RS: 100% just to echo the product side of this, I really like Nick's point on just habit forming, and building the comfort and you know the intuition around using these use cases to the point that they blend into the background. I think over time you forget that the AI tool is even there and that's actually the ideal state rather than something incredibly flashy that you have to go out of your way to use. Once you build this foundation it gets more and more useful, but a little quieter over time. It needs less input than validation, and starts to get ahead of the task that you're going to do next.
PS: That's a great point. It's a variation of when something becomes inevitable. You know, it's here to stay, where it has to feel inevitable, feel like part of the natural workflow. Roshan, maybe we can take a deeper dive into MaintainX Copilot. It was released recently, I want to say February 2025. Could you talk a little bit about Copilot, what problems it was built to solve or the problems it is currently is solving?
RS: Copilot is envisioned as a platform at the end of the day, kind of to the point that we were discussing a minute ago. We want something that is at people's fingertips and that is intuitive and easy to use and shows up in more places over time. But the initial problem we wanted to solve was a very simple one. It's just information management at the end of the day.

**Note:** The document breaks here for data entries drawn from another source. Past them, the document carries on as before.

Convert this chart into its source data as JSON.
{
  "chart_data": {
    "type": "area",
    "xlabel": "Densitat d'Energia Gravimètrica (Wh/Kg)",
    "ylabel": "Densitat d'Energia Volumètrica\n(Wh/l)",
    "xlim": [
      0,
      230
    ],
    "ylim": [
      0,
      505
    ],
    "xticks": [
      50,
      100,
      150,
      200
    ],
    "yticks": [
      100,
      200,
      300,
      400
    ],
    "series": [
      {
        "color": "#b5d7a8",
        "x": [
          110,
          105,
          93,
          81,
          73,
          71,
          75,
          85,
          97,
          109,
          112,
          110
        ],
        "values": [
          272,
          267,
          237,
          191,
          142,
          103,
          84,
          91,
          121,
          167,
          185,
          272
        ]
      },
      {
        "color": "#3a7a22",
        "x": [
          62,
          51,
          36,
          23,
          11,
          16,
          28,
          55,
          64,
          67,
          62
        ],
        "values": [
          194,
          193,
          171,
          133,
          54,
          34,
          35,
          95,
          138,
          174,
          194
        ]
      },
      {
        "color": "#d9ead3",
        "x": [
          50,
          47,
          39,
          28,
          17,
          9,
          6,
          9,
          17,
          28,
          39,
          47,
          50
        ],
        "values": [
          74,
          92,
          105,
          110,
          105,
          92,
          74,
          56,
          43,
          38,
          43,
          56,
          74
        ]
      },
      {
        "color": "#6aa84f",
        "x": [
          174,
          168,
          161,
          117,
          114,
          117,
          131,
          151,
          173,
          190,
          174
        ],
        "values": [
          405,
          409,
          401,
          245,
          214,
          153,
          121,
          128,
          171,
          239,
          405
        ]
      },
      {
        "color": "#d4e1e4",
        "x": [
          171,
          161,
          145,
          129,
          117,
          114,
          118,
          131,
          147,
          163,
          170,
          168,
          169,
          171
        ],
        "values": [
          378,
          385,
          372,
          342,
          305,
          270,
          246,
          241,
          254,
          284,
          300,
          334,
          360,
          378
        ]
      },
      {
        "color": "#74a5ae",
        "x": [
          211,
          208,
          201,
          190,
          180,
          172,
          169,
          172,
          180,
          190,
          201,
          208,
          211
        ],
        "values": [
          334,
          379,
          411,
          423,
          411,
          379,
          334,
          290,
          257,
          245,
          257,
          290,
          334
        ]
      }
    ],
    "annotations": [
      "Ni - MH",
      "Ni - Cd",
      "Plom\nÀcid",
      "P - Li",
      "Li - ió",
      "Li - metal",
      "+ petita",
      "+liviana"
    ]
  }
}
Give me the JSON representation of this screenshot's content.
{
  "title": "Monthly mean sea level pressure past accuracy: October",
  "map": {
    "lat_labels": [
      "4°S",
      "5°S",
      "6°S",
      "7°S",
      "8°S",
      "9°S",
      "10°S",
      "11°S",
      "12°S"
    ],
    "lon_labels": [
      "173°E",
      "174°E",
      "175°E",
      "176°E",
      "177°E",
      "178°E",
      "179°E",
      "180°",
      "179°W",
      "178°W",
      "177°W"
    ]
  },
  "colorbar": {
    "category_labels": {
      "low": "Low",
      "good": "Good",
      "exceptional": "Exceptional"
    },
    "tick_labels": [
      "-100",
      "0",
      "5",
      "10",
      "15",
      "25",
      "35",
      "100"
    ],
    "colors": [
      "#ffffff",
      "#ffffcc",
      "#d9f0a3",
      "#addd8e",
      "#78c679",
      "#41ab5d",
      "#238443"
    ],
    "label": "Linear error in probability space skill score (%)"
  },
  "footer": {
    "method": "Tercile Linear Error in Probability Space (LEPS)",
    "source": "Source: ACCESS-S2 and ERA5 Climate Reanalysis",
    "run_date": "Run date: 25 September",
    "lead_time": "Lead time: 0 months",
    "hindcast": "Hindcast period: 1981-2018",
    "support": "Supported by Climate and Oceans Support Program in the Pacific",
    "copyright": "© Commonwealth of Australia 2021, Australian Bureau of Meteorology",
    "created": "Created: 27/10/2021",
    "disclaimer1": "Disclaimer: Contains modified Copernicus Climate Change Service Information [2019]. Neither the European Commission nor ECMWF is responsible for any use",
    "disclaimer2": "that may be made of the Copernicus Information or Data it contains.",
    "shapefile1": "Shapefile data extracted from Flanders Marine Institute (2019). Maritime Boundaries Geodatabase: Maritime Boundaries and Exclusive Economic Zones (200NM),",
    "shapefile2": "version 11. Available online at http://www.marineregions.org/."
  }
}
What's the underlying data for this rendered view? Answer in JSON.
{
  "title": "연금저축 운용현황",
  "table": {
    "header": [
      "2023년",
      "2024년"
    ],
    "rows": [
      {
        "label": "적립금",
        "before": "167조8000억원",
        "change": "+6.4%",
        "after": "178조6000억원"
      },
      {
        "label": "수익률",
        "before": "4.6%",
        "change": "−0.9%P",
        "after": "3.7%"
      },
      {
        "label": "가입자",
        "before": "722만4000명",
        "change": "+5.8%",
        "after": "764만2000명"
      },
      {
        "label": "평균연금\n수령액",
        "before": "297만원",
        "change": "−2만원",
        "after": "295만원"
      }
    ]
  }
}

One of the biggest hurdles that we notice from talking to technicians and managers was that in a lot of these more mission critical cases, in these situations that caused downtime, people need to move very quickly and they often do, but there's not a ton of resolution tracking. There's not a ton of information at hand when you're solving an issue that you've never seen before. So Copilot at first just wants to pull information from your work history, from your OEM based manuals, and answer questions at a point-in-time workflow, where you get a work order that you've never seen before – it's highly critical, but you don't know how to complete it. Copilot gives you the ability to ask questions about essentially anything: the parts that you need, the repair steps, the validation or the testing once you've actually completed something, and keeps that information. It builds over time and starts to get a more and more comprehensive knowledge base that you can interact with just from the context of your work order creation or your work order completion both for managers and technicians, whether they're building the thing in the first place or they're trying to complete it and trying to track what exactly happened.
PS: This goes back to your point about AI being useful to identify either incorrect data points or outlier data points. This is assisting frontline teams creating a more complete work history and filling out the gaps in these in work orders.
RS: Exactly the case, and a lot of this was built with the end user in mind, even from our rollout patterns. We worked with a handful of pilot customers over the course of many months and had Q&A with all these different personas and tried to understand: which pieces of this are intuitive? Which actions do you want to complete beyond just finding the information in the first place? Where does this go? What form is it most useful in? Is it just words? Is it diagrams as well? And building the product step by step in that way, just trying to understand, not what the most ambitious feature that we could build is, but what the most continuously useful feature is and what it looks like.
PS: I just got back from a maintenance conference in Tennessee and the conversation there was pretty positive about AI, but there were still a couple of people who brought up the old hallucination issue that was famous about a year and a half ago. How does MaintainX prevent this hallucination issue from creeping into the workflow?